By Paul Dohrman
Updated Mar 24, 2022
Specific gravity is the ratio of a substance’s density to the density of water at 4 °C and 1 atm. Because water’s density is 1.000 g cm⁻³ under those conditions, the specific gravity of a material is numerically equal to its density in grams per cubic centimetre to four significant figures. As a dimensionless ratio, specific gravity has no units.
The term “relative density” is a generalization that can use any reference fluid. When water is the reference, relative density is synonymous with specific gravity.
Both the reference and the test substance must be measured at the same temperature and pressure.
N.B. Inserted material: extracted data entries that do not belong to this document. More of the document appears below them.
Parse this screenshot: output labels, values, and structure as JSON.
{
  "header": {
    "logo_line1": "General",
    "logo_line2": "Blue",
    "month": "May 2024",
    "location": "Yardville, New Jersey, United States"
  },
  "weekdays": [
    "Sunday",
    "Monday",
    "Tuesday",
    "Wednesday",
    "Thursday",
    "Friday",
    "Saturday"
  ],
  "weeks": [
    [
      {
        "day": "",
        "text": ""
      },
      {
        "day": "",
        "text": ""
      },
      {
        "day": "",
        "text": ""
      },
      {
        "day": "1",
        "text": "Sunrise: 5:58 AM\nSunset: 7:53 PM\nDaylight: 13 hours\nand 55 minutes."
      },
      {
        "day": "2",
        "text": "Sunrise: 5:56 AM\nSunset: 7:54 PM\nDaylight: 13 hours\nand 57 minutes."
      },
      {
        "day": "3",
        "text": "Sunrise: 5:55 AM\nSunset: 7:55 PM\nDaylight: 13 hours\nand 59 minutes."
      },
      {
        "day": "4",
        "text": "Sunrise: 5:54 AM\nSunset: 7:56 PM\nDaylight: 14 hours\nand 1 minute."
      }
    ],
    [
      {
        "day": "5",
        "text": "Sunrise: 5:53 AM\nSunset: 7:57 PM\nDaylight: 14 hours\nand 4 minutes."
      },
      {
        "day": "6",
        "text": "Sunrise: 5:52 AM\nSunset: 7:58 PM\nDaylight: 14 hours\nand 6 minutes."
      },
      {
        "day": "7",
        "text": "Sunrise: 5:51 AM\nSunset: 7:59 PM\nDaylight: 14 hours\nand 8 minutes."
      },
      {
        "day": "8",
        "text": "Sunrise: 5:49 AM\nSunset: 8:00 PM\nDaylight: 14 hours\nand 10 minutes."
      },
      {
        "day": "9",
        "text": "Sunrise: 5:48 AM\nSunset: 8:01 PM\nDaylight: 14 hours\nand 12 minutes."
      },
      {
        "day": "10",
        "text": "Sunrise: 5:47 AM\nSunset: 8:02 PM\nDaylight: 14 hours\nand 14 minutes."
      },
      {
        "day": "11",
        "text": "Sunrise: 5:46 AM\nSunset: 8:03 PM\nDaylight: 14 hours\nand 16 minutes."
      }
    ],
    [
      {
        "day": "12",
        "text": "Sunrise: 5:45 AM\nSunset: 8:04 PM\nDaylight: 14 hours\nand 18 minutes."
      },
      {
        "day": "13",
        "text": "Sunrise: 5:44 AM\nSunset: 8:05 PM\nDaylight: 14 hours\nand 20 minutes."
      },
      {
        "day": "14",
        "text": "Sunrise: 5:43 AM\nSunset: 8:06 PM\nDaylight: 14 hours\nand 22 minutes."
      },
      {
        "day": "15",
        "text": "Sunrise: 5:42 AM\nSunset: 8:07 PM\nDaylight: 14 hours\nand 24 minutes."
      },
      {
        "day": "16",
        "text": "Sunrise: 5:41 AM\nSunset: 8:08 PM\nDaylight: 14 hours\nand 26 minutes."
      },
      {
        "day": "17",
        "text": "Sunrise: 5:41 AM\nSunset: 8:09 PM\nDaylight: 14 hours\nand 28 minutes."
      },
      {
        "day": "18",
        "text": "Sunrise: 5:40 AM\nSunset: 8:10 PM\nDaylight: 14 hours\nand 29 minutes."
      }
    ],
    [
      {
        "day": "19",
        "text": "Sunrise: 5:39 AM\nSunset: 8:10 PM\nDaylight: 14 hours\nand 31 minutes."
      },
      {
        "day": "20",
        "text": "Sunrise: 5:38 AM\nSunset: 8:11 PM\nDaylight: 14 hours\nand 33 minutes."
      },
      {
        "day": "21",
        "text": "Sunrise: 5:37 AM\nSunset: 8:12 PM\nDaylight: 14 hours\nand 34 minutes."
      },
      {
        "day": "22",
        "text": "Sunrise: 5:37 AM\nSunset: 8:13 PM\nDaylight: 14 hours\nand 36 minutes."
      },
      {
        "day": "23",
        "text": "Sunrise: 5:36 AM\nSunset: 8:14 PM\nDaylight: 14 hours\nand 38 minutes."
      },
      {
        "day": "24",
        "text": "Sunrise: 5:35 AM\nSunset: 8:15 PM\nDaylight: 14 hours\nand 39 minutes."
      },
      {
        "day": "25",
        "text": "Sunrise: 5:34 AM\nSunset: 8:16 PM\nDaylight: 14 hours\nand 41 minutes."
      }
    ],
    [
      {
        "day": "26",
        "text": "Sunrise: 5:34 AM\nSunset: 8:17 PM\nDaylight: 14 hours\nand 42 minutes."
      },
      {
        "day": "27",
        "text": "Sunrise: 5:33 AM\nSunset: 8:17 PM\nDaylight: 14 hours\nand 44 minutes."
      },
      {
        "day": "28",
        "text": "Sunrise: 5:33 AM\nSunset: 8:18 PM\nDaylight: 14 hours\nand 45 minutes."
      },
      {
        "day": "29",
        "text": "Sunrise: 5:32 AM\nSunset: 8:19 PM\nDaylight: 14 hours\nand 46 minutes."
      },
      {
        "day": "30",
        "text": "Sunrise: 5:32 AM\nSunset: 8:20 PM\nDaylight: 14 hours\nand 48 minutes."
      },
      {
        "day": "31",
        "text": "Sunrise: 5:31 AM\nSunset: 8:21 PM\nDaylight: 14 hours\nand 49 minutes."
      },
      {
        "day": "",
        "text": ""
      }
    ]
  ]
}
A 15 °C change can alter the density of water by roughly 0.0018 g cm⁻³ (0.999973 g cm⁻³ at 4 °C versus 0.998203 g cm⁻³ at 20 °C). Therefore, accurate SG calculations require explicit conditions.
Specific weight (or weight density) is the weight of a substance per unit volume. It equals density multiplied by the local acceleration of gravity and has units (e.g., N cm⁻³). Unlike specific gravity, specific weight is not dimensionless.
Specific gravity determines whether an object will float or sink in the reference fluid. If SG > 1, the object is denser than water and will sink; if SG < 1, it will rise until it displaces a volume of water whose mass equals its own. This is a direct consequence of Archimedes’ principle.
Even a dense material such as iron can float if its shape allows it to displace enough water to balance its weight. A rounded, hollow iron bowl, for example, can remain buoyant. This explains why ships are built from high‑density materials yet remain afloat.
A pycnometer is a precise laboratory vessel used to determine the specific gravity of liquids. It incorporates a capillary tube in the stopper to eliminate surface‑tension effects on the volume measurement. By weighing the pycnometer filled with water and then with the test liquid, the density—and thus the specific gravity—can be calculated without needing an independent volume measurement, improving accuracy.